In search of control programs and use cases. Despite the initial excitement surrounding SDN, it is worth recognizing that SDN is merely a tool that enables innovation in network control. SDN neither dictates how that control should be designed nor solves any particular problem. Rather, researchers and network operators now have a platform at their disposal to help address longstanding problems in managing their networks and deploying new services.
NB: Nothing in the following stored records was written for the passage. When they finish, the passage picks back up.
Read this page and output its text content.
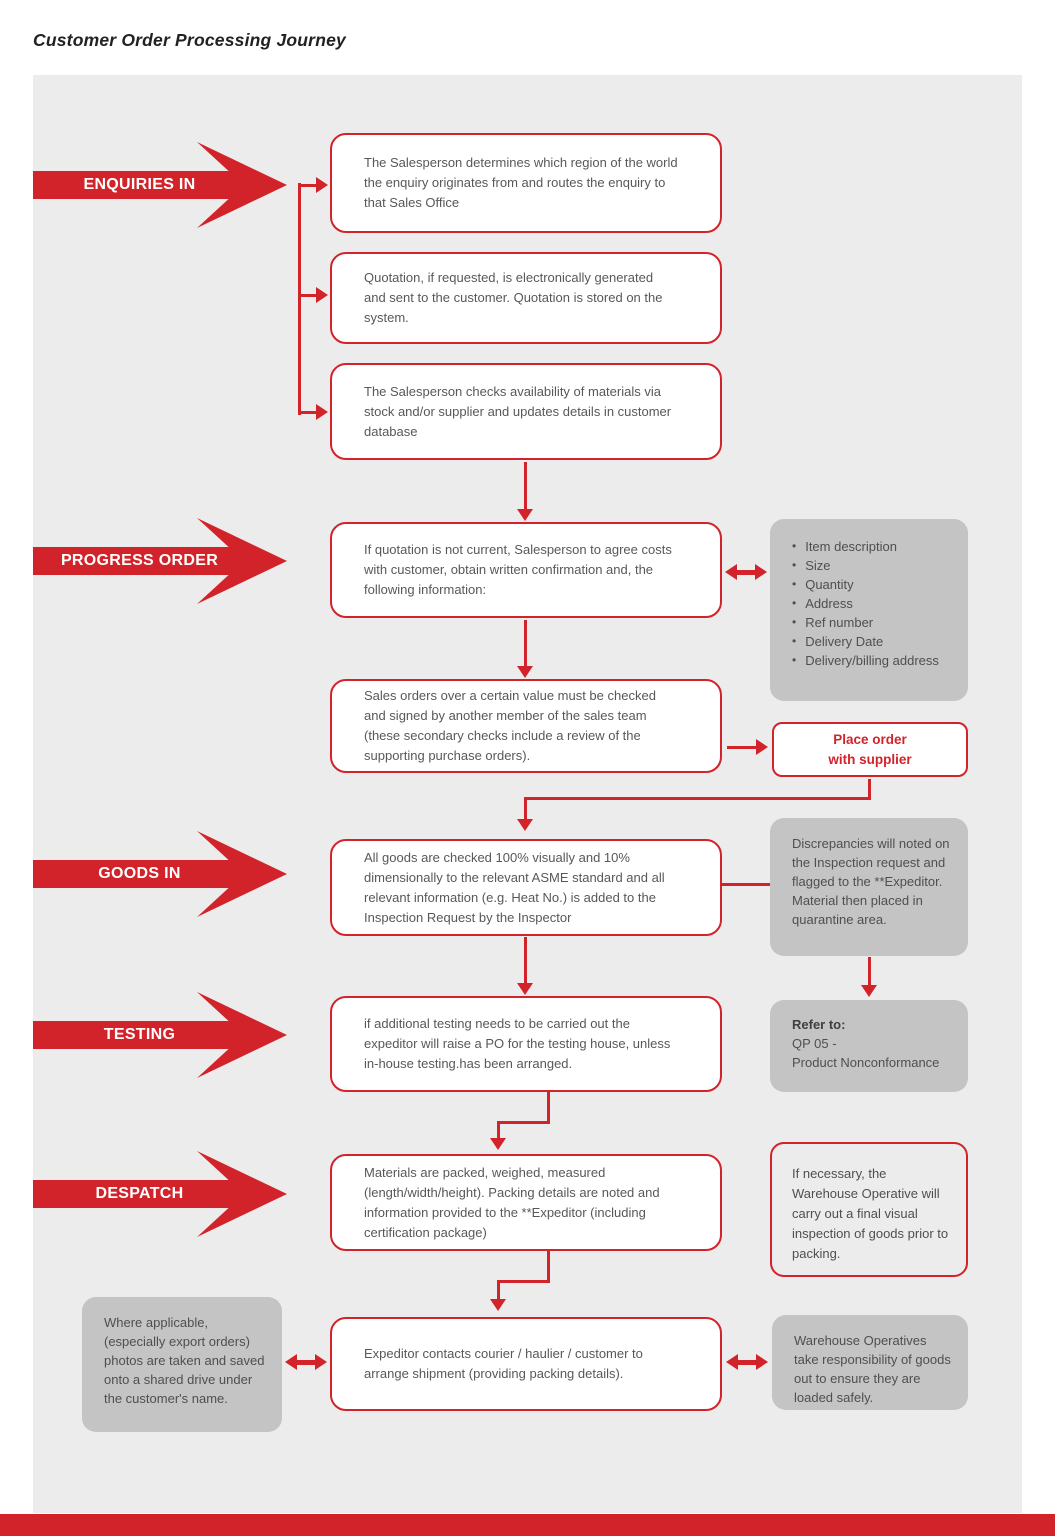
Customer Order Processing Journey
ENQUIRIES IN
PROGRESS ORDER
GOODS IN
TESTING
DESPATCH
The Salesperson determines which region of the world the enquiry originates from and routes the enquiry to that Sales Office
Quotation, if requested, is electronically generated and sent to the customer. Quotation is stored on the system.
The Salesperson checks availability of materials via stock and/or supplier and updates details in customer database
If quotation is not current, Salesperson to agree costs with customer, obtain written confirmation and, the following information:
Sales orders over a certain value must be checked and signed by another member of the sales team (these secondary checks include a review of the supporting purchase orders).
All goods are checked 100% visually and 10% dimensionally to the relevant ASME standard and all relevant information (e.g. Heat No.) is added to the Inspection Request by the Inspector
if additional testing needs to be carried out the expeditor will raise a PO for the testing house, unless in-house testing.has been arranged.
Materials are packed, weighed, measured (length/width/height). Packing details are noted and information provided to the **Expeditor (including certification package)
Expeditor contacts courier / haulier / customer to arrange shipment (providing packing details).
Place order
with supplier
• Item description
• Size
• Quantity
• Address
• Ref number
• Delivery Date
• Delivery/billing address
Discrepancies will noted on the Inspection request and flagged to the **Expeditor. Material then placed in quarantine area.
Refer to:
QP 05 -
Product Nonconformance
If necessary, the Warehouse Operative will carry out a final visual inspection of goods prior to packing.
Where applicable, (especially export orders) photos are taken and saved onto a shared drive under the customer's name.
Warehouse Operatives take responsibility of goods out to ensure they are loaded safely.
Ultimately, the success and adoption of SDN depends on whether it can be used to solve pressing problems in networking that were difficult or impossible to solve with earlier protocols. SDN has already proved useful for solving problems related to network virtualization, as we describe in the next section
寻找控制程序和用例。尽管SDN最初令人兴奋,但值得认识到的是,SDN仅仅是一种在网络控制方面实现创新的工具。SDN既不规定如何设计该控件,也不解决任何特定问题。相反,研究人员和网络运营商现在有了一个平台,可以帮助他们解决在管理网络和部署新服务方面长期存在的问题。最终,SDN的成功和采用取决于它是否可以用来解决网络中那些以前的协议难以解决或不可能解决的紧迫问题。正如我们在下一节中所描述的那样,SDN已经被证明对解决与网络虚拟化相关的问题很有用。